Signs and symptoms consistent with acute monoarticular arthritis suggest gout. However, definitive diagnosis requires demonstration of urate crystals in joint or tophus aspirate.

Elevated serum uric acid level is present in most cases.

Synovial fluid aspirate reveals negatively birefringent, needle–shaped crystals, or tophi aspirate reveals urate crystals.

A 24–hour urine uric acid collection may help distinguish overproduction from underexcretion (>800 mg of uric acid/24 hours indicates overproduction).

Early in the disease, x–rays of the joints may appear normal. As the disease progresses, punched–out erosions with a rim of cortical bone may appear.

Treatment

Treatment of asymptomatic hyperuricemia is usually not indicated, aside from the dietary adjustments noted below in Nutritional Considerations.

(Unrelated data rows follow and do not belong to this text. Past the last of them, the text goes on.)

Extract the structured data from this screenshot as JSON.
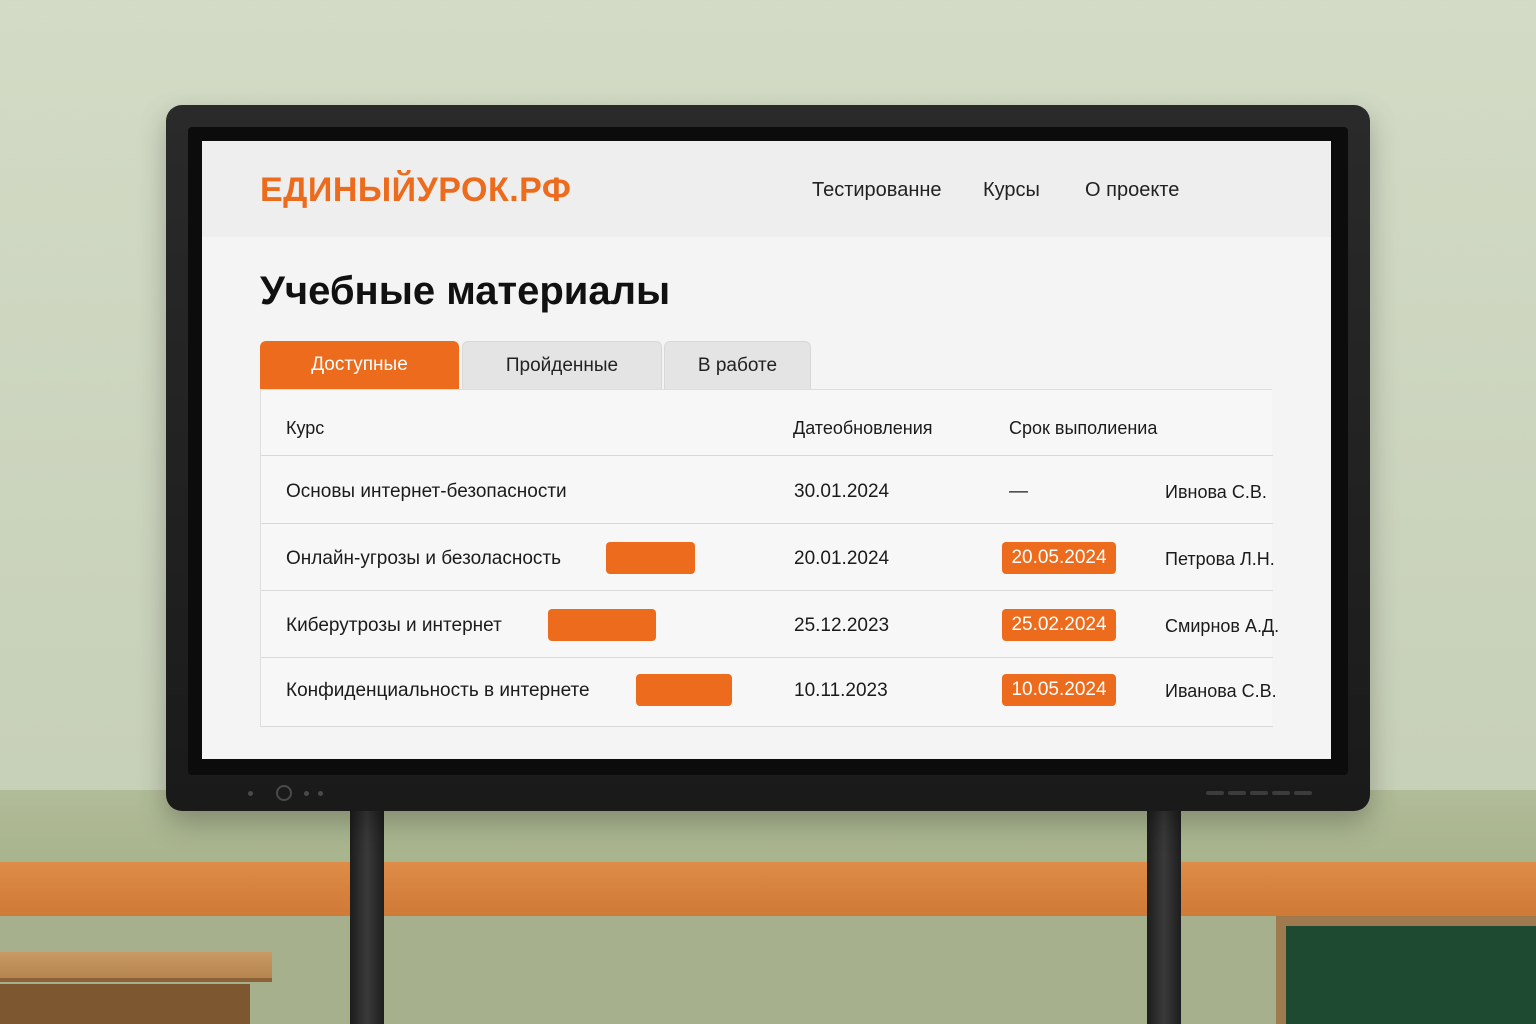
{
  "site": {
    "logo": "ЕДИНЫЙУРОК.РФ",
    "nav": [
      "Тестированне",
      "Курсы",
      "О проекте"
    ]
  },
  "page": {
    "title": "Учебные материалы"
  },
  "tabs": [
    {
      "label": "Доступные",
      "active": true
    },
    {
      "label": "Пройденные",
      "active": false
    },
    {
      "label": "В работе",
      "active": false
    }
  ],
  "table": {
    "columns": [
      "Курс",
      "Датеобновления",
      "Срок выполиениа"
    ],
    "rows": [
      {
        "course": "Основы интернет-безопасности",
        "updated": "30.01.2024",
        "deadline": "—",
        "author": "Ивнова С.В.",
        "deadline_highlight": false
      },
      {
        "course": "Онлайн-угрозы и безоласность",
        "updated": "20.01.2024",
        "deadline": "20.05.2024",
        "author": "Петрова Л.Н.",
        "deadline_highlight": true
      },
      {
        "course": "Киберутрозы и интернет",
        "updated": "25.12.2023",
        "deadline": "25.02.2024",
        "author": "Смирнов А.Д.",
        "deadline_highlight": true
      },
      {
        "course": "Конфиденциальность в интернете",
        "updated": "10.11.2023",
        "deadline": "10.05.2024",
        "author": "Иванова С.В.",
        "deadline_highlight": true
      }
    ]
  },
  "colors": {
    "accent": "#ec6b1c",
    "text": "#1b1b1b",
    "header_bg": "#eeeeee"
  }
}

Anti–inflammatory agents for acute attacks and prophylaxis for patients with high risks of recurrence are the cornerstones of therapy.

The treatment of choice for acute attacks in otherwise healthy adults is bed rest and nonsteroidal anti–inflammatory drugs (NSAIDs); indomethacin is often used.

Corticosteroids are reserved for severe disease or in patients who cannot take NSAIDs (eg, patients with renal failure). Monoarticular disease may be treated with intra–articular steroid administration. Polyarticular gout may be treated with oral or IV steroids.

Due to the high incidence of side effects, colchicine is now used less commonly than in the past.

Prophylactic medications to reduce the risk of further attacks include allopurinol, which inhibits xanthine oxidase and decreases urate production, and probenicid, which decreases renal uric acid reabsorption.

Surgery is reserved for severe cases, including joint deformities, intractable pain, and nerve compression due to tophi.